As mentioned above, the KijiTableContext let the pivoter task write to the configured output Kiji table as follows:

  • EntityId getEntityId(Object... components) lets the pivoter create entity IDs to identify the rows of the configured output table to write to.
  • void put(EntityId entityId, String family, String qualifier, [long timestamp], T value) writes a single cell to the row with the specified entity ID, into the column specified by family:qualifier. The timestamp parameter is optional; when omitted, the current time (HConstants.LATEST_TIMESTAMP) is used.
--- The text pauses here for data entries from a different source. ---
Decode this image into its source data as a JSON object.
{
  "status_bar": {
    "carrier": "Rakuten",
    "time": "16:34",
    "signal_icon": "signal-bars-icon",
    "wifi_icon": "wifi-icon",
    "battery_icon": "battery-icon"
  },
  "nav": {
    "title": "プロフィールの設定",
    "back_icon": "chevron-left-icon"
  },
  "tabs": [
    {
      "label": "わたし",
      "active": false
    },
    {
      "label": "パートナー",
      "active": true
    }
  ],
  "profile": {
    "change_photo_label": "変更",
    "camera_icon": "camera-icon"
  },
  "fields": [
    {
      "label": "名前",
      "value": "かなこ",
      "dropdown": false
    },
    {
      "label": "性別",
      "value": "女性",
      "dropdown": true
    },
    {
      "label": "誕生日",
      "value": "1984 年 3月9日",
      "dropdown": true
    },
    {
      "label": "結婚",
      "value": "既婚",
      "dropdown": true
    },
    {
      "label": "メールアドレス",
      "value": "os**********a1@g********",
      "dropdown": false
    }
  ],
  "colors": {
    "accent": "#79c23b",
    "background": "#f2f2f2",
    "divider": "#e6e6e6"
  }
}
The cell value must be compatible with the layout of the column it is written to.

Optionally, a pivoter may implement setup() and cleanup() to initialize and finalize resources that can be reused across the many invocations of produce():

  • setup() is invoked exactly once per task before processing any input row;
  • cleanup() is invoked exactly once per task after it processed all its rows.
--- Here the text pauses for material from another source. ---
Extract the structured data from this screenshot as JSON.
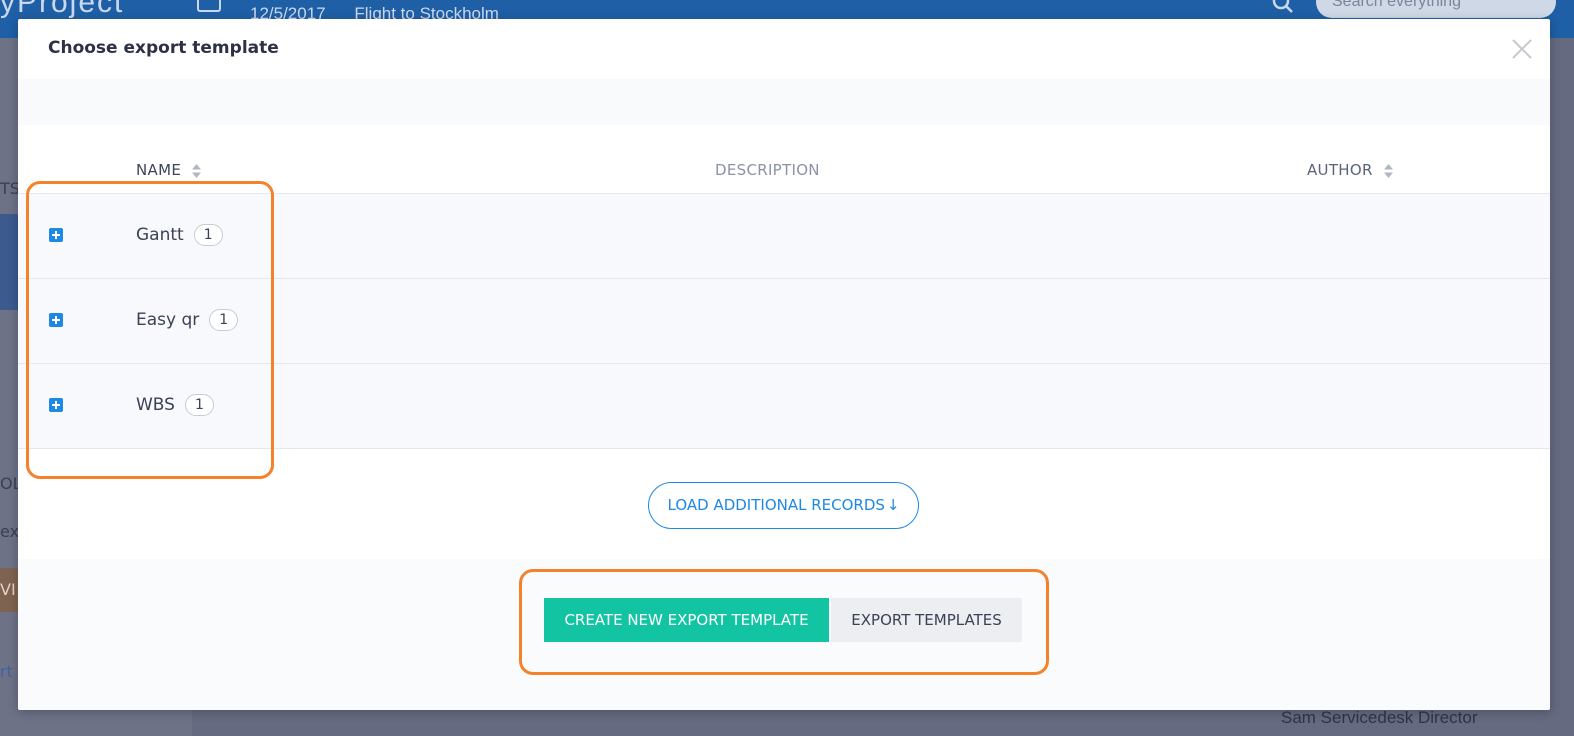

A pivoter may also request external KeyValueStore by implementing the getRequiredStore() method. KeyValue store readers are usually opened from the setup() method using context.getStore(storeName). For more details, you may check the KeyValue Stores section in this guide.

Example:

/**
 * Example of a trivial pivoter.
 *
 * Reads an input table keyed on user login names and containing a column "info:email",
 * and writes to an output table keyed on email addresses with a column "info:login".
 */
public class PivoterExample extends KijiPivoter {
  /** {@inheritDoc} */
  @Override
  public KijiDataRequest getDataRequest() {
    // Request all columns in family "info" from the input Kiji table:
    return KijiDataRequest.create("info");
  }

  /** {@inheritDoc} */
  @Override
  public void produce(KijiRowData row, KijiTableContext context)
      throws IOException {
    final String login = row.getEntityId().getComponentByIndex(0);
    final String email = row.getMostRecentValue("info", "email");

    final EntityId eid = context.getEntityId(email);
    context.put(eid, "info", "login", login);
  }
}

The example pivoter can be run from the command-line as follows:

kiji pivot \
    --pivoter='package.PivoterExample' \
    --input="format=kiji table=kiji://.env/default/input_table" \
    --output="format=kiji table=kiji://.env/default/output_table nsplits=5" \
    --lib=/path/to/libdir/

The pivoter command-line argument specifies the fully-qualified name of the KijiPivoter class to run. The input argument specifies the input Kiji table to read from; the output argument specifies the output Kiji table to write to. In this example, both the input and the output table belong to the same Kiji instance kiji://.env/default. Optionally, the lib argument specifies the path of a directory that contains jar files necessary for the KijiPivoter class.